After more than 20 years of making music together recording nine albums and performing thousands of shows around the country Marley's Ghost remains one of the best-kept secrets in the music world, an untapped natural resource waiting to be discovered.
"Our criteria," says the band's guitarist, Mike Phelan, "has always been: bring it, let's run it. It's not about genre or style." This is one band that knows all the songs from both The Harder They Come soundtrack and Ralph Stanley's Cry From the Cross. Or as Paste puts it, "a decidedly unusual band, as capable of reanimating Appalachian folk songs as they are traditional Celtic fare, honky tonk and reggae."
The most important ingredients in the Marley's Ghost musical brew are the characters in the band. The five multi-instrumentalists boast distinctive musical personalities that couldn't be less alike.

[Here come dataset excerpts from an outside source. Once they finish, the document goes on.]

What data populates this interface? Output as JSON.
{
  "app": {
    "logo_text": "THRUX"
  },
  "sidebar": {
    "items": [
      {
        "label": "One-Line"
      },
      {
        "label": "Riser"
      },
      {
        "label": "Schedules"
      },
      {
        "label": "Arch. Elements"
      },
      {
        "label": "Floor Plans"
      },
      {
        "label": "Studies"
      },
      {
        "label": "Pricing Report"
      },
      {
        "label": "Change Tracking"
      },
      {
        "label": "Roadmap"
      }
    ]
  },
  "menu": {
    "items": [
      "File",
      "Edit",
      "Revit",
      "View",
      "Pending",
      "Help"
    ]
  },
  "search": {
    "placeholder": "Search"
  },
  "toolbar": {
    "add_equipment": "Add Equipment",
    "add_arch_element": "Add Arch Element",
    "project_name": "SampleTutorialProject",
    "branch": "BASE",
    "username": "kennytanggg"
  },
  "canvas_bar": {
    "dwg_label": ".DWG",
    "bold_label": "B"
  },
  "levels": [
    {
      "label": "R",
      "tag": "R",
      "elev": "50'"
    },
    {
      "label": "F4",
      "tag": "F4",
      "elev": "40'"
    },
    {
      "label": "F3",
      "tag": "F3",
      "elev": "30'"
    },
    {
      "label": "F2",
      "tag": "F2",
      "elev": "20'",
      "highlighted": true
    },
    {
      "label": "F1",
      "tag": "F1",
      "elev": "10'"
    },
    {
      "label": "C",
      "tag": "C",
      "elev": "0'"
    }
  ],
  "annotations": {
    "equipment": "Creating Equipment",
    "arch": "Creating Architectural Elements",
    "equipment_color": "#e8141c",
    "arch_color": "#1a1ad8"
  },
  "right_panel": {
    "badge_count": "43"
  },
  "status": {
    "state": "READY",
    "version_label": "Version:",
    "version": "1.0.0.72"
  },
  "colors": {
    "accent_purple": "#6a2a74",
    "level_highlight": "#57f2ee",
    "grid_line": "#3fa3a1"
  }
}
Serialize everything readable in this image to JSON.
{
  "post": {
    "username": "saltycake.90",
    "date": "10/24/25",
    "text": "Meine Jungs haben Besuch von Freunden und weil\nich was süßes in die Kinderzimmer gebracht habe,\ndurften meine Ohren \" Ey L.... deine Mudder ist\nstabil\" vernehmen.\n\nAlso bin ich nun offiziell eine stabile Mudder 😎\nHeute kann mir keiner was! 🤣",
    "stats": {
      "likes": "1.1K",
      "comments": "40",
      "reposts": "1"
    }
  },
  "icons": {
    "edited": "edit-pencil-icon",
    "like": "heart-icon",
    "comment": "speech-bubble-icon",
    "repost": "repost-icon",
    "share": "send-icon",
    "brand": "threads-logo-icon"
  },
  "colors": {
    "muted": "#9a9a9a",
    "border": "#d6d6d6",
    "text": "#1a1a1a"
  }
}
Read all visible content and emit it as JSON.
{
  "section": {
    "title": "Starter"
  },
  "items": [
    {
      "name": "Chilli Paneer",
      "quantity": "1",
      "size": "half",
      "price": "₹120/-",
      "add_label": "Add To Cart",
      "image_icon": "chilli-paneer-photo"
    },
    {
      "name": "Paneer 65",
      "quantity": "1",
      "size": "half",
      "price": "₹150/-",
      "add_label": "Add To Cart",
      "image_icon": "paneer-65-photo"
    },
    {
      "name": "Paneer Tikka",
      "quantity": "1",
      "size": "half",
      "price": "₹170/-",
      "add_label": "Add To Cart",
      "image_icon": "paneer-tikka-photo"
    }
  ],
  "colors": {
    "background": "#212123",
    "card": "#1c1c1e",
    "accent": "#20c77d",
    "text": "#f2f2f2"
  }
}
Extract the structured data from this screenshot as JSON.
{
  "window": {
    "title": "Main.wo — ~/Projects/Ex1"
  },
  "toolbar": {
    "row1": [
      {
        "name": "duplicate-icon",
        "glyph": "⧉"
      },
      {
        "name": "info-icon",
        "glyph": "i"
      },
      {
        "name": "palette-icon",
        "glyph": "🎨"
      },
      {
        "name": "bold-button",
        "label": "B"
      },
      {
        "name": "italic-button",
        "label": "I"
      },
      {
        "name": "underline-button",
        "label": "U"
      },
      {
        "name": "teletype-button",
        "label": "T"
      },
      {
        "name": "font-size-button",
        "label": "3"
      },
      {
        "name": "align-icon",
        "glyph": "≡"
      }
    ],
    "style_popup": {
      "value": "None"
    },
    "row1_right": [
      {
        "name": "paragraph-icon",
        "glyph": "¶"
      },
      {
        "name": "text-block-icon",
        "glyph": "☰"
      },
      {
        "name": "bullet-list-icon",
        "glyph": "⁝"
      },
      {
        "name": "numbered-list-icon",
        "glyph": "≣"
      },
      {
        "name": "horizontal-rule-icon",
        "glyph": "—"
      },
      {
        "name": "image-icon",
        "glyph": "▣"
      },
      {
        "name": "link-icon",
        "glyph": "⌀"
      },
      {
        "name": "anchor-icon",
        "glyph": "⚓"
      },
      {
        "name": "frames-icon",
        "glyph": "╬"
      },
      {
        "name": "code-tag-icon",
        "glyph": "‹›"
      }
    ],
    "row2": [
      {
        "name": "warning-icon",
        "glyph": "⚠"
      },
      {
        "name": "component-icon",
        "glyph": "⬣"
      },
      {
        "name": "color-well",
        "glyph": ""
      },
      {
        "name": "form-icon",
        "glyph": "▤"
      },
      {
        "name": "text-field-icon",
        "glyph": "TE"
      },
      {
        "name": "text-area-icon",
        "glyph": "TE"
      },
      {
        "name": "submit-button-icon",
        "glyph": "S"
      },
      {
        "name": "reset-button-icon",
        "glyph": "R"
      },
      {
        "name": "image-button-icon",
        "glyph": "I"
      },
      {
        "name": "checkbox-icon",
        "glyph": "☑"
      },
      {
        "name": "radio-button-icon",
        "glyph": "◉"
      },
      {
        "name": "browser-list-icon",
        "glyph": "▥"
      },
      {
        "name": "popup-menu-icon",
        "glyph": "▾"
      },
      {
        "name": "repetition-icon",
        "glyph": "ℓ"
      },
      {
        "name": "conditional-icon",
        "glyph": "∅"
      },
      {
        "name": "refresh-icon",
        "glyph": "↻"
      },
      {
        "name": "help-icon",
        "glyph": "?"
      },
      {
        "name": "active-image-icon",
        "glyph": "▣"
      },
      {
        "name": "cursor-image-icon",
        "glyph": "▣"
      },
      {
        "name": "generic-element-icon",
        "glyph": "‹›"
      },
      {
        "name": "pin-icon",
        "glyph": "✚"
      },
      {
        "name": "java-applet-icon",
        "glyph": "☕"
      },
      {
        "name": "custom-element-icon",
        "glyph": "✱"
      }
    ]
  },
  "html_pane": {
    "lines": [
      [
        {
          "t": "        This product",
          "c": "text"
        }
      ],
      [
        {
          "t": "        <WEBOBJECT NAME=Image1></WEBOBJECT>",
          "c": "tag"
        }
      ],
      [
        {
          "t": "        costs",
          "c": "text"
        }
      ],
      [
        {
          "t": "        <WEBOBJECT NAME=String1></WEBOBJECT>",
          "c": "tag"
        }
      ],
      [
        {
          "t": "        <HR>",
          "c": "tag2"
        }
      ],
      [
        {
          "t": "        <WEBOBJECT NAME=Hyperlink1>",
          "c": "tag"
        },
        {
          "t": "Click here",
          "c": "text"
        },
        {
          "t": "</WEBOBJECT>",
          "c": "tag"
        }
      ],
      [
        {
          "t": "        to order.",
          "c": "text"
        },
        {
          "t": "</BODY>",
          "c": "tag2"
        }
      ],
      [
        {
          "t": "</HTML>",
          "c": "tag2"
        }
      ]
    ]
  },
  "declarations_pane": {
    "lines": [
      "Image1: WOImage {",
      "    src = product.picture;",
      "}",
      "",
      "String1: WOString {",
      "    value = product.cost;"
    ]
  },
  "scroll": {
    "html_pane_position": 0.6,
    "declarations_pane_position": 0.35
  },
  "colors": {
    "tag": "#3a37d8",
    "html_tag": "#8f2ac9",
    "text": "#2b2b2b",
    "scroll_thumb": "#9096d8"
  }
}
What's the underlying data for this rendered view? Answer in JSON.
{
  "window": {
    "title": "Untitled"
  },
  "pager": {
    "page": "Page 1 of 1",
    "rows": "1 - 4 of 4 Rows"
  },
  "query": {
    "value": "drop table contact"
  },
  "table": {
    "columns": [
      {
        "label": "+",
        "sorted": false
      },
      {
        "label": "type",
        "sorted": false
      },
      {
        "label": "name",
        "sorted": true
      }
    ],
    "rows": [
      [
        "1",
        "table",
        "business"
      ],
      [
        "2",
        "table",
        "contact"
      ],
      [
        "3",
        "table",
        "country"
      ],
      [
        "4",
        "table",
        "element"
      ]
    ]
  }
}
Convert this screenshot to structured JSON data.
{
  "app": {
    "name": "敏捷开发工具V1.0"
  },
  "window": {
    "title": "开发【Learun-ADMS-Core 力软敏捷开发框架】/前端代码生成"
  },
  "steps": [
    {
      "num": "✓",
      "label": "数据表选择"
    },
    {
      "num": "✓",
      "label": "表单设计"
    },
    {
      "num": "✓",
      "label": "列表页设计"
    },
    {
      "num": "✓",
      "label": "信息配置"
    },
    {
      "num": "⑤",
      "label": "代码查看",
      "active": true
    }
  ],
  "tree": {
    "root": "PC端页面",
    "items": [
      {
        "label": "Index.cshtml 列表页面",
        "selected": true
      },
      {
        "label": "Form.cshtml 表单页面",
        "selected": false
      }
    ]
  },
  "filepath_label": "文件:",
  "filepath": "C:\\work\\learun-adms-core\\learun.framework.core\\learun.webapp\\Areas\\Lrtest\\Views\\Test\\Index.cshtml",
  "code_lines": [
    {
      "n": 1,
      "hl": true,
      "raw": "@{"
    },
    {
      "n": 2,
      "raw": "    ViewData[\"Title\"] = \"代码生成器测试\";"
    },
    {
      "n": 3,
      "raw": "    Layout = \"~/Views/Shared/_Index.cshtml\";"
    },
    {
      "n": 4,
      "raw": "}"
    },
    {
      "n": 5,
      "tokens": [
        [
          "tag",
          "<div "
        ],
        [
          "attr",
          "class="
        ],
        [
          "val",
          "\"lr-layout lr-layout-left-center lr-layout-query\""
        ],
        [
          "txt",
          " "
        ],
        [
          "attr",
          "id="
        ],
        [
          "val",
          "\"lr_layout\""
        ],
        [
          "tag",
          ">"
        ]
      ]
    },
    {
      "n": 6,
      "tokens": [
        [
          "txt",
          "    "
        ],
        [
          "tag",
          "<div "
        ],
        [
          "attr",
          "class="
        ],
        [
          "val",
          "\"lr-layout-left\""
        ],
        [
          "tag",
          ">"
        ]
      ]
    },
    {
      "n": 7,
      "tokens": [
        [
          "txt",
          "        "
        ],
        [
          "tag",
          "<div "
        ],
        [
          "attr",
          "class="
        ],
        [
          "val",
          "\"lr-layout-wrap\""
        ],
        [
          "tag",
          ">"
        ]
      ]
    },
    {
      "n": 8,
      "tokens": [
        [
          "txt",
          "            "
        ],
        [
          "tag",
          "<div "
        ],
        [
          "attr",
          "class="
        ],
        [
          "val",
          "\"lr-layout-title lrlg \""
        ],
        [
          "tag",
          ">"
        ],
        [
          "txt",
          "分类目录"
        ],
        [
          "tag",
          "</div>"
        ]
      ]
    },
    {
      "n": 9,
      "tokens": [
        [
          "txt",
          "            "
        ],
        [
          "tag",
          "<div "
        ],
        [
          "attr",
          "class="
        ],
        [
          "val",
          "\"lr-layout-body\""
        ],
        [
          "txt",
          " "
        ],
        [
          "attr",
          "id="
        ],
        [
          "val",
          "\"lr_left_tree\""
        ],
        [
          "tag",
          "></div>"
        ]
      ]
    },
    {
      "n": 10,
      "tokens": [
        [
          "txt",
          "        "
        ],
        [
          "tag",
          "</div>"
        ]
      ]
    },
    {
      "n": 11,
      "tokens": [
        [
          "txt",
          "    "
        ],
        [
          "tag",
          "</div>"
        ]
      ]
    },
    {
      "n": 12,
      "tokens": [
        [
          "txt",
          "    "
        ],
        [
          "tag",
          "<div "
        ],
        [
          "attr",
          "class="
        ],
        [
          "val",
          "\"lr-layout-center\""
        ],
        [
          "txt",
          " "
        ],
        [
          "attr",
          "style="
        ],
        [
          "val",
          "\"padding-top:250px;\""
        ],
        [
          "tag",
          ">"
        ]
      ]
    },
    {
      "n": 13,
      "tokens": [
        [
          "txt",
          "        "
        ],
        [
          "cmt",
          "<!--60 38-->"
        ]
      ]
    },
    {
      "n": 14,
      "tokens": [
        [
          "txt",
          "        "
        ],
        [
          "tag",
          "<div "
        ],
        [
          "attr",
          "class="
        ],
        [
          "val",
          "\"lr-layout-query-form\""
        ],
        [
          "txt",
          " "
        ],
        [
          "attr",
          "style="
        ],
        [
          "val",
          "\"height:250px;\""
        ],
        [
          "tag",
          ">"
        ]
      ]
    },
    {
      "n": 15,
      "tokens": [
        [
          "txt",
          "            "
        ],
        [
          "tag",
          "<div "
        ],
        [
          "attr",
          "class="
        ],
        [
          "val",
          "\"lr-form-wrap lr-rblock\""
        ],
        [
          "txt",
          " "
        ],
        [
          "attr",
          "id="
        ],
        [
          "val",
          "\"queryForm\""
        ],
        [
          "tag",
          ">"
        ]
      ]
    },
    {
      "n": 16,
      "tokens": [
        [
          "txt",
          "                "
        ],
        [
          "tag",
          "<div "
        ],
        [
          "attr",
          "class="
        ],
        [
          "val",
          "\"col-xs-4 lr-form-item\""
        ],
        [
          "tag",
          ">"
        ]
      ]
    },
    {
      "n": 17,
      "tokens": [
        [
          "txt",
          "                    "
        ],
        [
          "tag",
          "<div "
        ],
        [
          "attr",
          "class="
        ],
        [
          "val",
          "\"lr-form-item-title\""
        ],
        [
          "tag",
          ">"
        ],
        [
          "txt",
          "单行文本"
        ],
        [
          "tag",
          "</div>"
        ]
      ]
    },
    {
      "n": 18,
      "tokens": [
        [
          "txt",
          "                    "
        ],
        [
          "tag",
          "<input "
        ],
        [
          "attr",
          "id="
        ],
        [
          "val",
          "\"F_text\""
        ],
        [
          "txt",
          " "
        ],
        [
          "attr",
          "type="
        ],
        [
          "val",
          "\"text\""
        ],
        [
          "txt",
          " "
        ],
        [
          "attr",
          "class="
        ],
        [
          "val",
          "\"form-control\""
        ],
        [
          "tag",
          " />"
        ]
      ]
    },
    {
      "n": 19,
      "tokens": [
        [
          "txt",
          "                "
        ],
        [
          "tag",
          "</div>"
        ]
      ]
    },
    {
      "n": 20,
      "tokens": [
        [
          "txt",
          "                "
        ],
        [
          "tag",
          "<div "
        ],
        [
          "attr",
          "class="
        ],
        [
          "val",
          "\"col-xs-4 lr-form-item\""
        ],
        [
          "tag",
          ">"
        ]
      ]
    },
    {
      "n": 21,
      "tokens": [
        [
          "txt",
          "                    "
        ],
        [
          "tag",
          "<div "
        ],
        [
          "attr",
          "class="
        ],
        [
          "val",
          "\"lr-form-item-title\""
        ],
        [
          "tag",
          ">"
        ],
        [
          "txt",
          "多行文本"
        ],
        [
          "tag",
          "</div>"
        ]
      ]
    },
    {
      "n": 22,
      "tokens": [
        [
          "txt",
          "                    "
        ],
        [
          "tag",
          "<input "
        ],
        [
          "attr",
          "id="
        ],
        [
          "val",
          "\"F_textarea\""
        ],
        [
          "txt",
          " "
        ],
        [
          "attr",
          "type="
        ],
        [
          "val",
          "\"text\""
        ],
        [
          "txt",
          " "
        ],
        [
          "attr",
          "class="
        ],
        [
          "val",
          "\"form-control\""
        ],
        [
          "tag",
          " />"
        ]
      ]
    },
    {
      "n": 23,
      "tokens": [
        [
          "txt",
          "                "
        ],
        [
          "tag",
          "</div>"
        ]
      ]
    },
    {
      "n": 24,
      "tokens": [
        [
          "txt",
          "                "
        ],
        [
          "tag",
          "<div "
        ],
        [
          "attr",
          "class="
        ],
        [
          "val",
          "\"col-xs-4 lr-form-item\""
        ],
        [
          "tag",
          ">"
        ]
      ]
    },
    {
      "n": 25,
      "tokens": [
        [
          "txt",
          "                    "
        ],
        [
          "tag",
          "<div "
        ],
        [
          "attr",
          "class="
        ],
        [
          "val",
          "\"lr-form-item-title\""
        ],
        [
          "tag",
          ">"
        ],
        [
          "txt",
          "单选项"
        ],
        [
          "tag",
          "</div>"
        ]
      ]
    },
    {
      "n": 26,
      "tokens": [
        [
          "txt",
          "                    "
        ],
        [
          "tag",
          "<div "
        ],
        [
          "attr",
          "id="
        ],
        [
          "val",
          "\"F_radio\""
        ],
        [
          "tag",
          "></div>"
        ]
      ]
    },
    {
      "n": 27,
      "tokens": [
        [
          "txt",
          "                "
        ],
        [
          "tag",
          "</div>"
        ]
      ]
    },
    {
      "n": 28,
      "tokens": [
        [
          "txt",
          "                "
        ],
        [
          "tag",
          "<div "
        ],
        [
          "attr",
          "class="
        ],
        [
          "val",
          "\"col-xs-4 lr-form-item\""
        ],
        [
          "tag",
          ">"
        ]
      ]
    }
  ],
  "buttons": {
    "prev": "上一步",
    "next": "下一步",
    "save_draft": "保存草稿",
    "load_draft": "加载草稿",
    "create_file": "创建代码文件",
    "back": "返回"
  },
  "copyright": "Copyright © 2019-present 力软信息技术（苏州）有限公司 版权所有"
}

Dan Wheetman is a veteran of the '60s Simi Valley, Calif. teen rock group the Humane Society, and, as a member of '70s country-rockers Liberty, toured for years with John Denver and Steve Martin. Jon Wilcox, mandolinist and vocalist, used to trudge around the country as a solo artist. Mike Phelan, like Wheetman and Wilcox a prolific songwriter, can tear your heart out with a soul tune, put a romantic lilt into an Irish folk tune or blast molten lead guitar licks through the heart of a blues. Innovative pedal steel guitarist Ed Littlefield, Jr., spent years performing C&W in rugged roadhouses for loggers across the Pacific Northwest, and plays a fierce fiddle and bagpipes. And Jerry Fletcher, the band's secret weapon and unofficial fifth Ghost, became "certified" in 2006, bringing his eclectic music skills (drums, keys, accordion and vocal arranging) to bear full-time.
Together they are a unique amalgam of their respective backgrounds, personal proclivities and musical abilities a blend honed to a seamless collaboration over the many miles they have traveled together down the road.
"I call it 'bang,'" says Clement in summation. "It's got bang. The band's got some bang to it."